そんなある日、二人の女の子達がやって来た。

二人の姿は、誰から見てもぼろぼろだった。

長き階段を上がり息を乱して本宮へと歩いて来た。

それが二人との出逢い

背の高い女の子が小さき子をおんぶしている。

那岐「紫乃、大丈夫?」

紫乃「大丈夫だよ、お姉ちゃんが居るもん」

二人は段差のある所に座った。

那岐「そっか、……これからどうしようか……彼奴等の所なんて帰りたく無い」

紫乃「でも、どうやって生きて行くの?」

私は何故かほっとけなくなった。

『なら、此処に住むか?』

二人は肩をビクッと震わせ私の方を見た

那岐「貴方は誰?」

小さき子は背の高い女の子にしがみついた。

私はそれを見て思った事を言った。

『行く場所が無いのなら此処に居れば良い。どうせ此処は、忘れ去られた場所だ、人は限られた者しか来る事ができない。』

二人は顔を会わせ二人は言った。

「「お願いします!」」

私はそれを聞いて何故か懐かしさを覚えた。

『二人、名を教えてくれるか?』

背の高い女の子は立ち上がり礼に添って言った。

那岐「私は片桐 那岐と申します、この子は紫乃、二人揃ってお世話になります。
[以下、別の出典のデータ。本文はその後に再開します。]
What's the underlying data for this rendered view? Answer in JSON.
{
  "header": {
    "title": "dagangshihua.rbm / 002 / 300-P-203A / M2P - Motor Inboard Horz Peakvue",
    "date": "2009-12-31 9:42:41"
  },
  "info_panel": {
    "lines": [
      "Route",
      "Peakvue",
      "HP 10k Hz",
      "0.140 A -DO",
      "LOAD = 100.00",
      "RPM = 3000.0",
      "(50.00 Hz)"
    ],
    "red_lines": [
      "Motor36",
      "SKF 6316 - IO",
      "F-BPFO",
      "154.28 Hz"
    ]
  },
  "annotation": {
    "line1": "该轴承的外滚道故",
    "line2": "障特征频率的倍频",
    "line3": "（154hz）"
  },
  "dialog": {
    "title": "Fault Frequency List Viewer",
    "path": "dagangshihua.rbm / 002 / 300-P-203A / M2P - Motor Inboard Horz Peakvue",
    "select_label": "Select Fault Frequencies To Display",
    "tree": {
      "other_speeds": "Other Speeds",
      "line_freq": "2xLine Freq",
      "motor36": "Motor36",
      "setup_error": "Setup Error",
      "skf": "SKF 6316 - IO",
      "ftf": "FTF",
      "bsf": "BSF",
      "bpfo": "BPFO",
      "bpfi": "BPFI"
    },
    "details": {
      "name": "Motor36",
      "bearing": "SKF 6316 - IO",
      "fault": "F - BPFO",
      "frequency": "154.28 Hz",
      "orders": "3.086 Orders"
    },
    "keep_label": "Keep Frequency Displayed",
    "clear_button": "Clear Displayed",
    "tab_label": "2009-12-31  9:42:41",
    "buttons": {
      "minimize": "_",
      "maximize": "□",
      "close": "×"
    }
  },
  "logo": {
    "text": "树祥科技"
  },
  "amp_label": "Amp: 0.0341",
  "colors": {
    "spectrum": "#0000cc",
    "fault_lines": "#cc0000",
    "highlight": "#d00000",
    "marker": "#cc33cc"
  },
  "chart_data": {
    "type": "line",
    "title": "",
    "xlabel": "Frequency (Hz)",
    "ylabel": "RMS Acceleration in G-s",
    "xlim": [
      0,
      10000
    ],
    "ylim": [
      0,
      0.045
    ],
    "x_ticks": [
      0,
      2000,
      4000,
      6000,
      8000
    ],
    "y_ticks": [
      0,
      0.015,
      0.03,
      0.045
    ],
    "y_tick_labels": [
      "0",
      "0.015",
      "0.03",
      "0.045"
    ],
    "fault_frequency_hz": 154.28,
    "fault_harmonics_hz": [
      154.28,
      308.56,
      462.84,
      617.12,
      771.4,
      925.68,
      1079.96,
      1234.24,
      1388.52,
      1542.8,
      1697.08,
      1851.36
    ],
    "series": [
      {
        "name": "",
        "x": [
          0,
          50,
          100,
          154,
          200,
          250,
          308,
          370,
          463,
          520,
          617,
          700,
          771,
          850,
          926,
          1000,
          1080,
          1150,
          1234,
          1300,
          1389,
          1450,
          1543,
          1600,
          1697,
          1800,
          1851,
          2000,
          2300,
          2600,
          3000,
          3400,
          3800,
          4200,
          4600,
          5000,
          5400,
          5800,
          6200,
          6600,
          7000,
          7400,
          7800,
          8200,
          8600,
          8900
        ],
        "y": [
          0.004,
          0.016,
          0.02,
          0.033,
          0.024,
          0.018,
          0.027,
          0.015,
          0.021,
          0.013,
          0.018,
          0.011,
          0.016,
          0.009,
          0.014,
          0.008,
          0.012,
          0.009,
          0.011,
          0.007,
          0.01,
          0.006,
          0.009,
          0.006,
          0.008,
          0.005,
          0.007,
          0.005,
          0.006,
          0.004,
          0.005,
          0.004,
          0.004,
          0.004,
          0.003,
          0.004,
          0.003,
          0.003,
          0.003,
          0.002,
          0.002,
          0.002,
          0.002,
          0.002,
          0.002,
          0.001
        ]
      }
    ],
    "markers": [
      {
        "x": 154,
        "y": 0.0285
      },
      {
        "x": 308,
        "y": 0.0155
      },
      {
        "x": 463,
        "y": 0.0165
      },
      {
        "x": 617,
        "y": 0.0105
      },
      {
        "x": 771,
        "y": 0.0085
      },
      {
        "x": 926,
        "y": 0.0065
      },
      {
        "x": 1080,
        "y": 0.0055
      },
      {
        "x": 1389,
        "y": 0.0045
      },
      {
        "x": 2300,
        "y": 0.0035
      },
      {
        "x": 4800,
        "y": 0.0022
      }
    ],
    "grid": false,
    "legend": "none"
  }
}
」

私は二人を見、本宮の中へ向き直った。

『では、那岐、紫乃今日から我の家族だ。歓迎するぞ』

二人は顔を会わせ来て初めての笑顔を私に見せた。

細やかな小さき微笑み、私も釣られ微笑んだ。

那岐と紫乃は、我の後を付いてきた。

そして私の着流しの裾を引っ張り言った。

紫乃「名前、なんと呼べば良いの?」

私は二人に振り向き微笑みながら言った。

『我の名は長いんだ、だから緋桜とでも、何でもよい』

那岐と紫乃は顔を見合せ、また私の方を見た。

その顔は困惑だった。

私はクスクスと笑い二人に言った。

『本当に長いんだ、気似せずとも良い。っと言っても気になるか、我は暁の緋桜の大陽女神の命と言う、ほら、長いだろう?』

二人は同時に頷いた。

私はそれを見てまた笑った。

この時まだ紫乃は小学生で、那岐は中学生だった。

こうして二人は、共に住んでいる。

もちろん私は二人を見護りながら。